Reverse Mortgage Interest Surges, Could Double as March 2 Approaches

The reverse mortgage industry is seeing a surge in borrower interest — from a 21% increase in counseling sessions to an uptick in phone calls from concerned borrowers — and some say the resulting loan volume could surpass record highs.

As the March 2 Financial Assessment (FA) implementation date draws near, industry analysts are tracking the changes, anticipating even more interest from borrowers this month.

In January, the number of reverse mortgage counseling sessions increased 21% from December, or 15.3% on a working day basis, according to data collected by Ibis Software Corporation.

The number of counseling clients logged each week that month shows a steady increase, starting at 1,671 for the week of Jan. 5, to 2,129 for the week of Jan. 26.

In preparation for this increased interest, counseling agencies have been ramping up their training efforts, investing considerable time and resources to help staff adjust to the new Financial Assessment guidelines.

But this month will see even more borrower interest, says Ibis President Jerry Wagner.

“I expect counseling sessions to pick up materially over the next couple of weeks,” he says.

In fact, the number of reverse mortgage case numbers issued this month could double, as borrowers take action before the Financial Assessment is implemented, says John K. Lunde, president of Reverse Market Insight (RMI).

“Given that we’re seeing what I would consider a major change to the program with accompanying major change to the borrowers’ available funds, I think it’s reasonable to expect roughly double the case numbers issued in February ahead of the March implementation of FA,” he says.

The average total of case numbers issued in September and November — the most recent months for which data is available — is 7,750, meaning that if there is a large increase this month, the number of case numbers could top 15,000, nearing record highs.

“If we get over 16,006 then we’d have the highest total since September 2009 and likely the second highest total ever for the program,” Lunde says.

Previously, there have been comparable events that have led to case number issuance surges, he says, noting three instances in particular.

Measuring the increase against the average of the prior three months, the industry has seen jumps anywhere from 46% for the minor tweaks to principal limit factors (PLFs) in October 2010 to 118% ahead of the initial utilization restrictions going into effect in September 2013, he says.

The other more recent change last August saw a 92% jump in case numbers issued for August 2014 as PLFs rose slightly for most borrowers and fell for some younger borrowers.

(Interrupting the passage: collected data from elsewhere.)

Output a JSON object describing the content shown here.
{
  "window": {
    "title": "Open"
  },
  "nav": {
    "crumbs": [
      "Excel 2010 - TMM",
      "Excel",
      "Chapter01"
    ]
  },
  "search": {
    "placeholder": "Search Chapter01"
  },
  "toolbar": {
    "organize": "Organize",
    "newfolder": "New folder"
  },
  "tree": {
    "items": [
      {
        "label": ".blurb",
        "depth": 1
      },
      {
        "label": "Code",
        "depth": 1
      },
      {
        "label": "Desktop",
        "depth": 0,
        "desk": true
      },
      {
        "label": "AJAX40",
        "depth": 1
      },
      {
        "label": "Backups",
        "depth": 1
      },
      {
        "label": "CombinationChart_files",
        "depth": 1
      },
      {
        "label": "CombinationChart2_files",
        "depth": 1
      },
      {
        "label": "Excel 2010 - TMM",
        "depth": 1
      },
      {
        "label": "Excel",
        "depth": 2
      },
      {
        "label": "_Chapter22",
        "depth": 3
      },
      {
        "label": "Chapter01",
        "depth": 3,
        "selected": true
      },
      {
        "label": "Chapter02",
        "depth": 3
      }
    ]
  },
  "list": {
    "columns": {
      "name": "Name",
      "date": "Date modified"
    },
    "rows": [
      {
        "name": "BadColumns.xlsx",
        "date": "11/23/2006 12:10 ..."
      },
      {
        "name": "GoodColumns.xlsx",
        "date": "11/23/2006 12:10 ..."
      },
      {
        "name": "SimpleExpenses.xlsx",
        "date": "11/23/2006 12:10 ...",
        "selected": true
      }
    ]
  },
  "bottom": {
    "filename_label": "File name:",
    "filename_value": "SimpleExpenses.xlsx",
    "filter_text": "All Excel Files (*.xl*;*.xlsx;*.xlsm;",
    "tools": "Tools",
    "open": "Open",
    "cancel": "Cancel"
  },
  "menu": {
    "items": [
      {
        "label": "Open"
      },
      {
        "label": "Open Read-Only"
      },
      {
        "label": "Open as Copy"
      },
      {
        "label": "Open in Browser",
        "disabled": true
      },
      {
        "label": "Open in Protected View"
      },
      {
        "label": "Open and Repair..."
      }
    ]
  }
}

“In the past we’ve seen similar activity trends ahead of PLF reductions when borrowers could get more money by counseling and getting a case number issued before the effective date,” Lunde says. “The same principle is in place here with the added incentive of some borrowers being completely disqualified from the program under the new rules.”

Because of that risk, some borrowers who may have been on the fence about getting a reverse mortgage are now taking action.

While some lenders aren’t expecting the Financial Assessment to have a huge impact on loan volume, many are still experiencing an increased interest from borrowers.

Mike Gruley, director of reverse mortgage operations at 1st Financial Reverse Mortgages, a division of Success Mortgage Partners, says he’s seeing a spike in the number of calls from prospective borrowers.

“Interest may not relate to an application, but we are getting more calls. There’s more interest because people are concerned that they may not qualify,” he says, noting that 90% or more of borrowers with 1st Financial would still qualify after the Financial Assessment takes effect.

Still, this surge in interest may not equate to a surge in closed loans, Lunde cautions.

“Part of the challenge in the past is that many of these ‘surge’ cases don’t turn into loans, so we might get a jump in funding and endorsement volumes, but it has generally been much smaller than the [increase in] case numbers issued,” he says.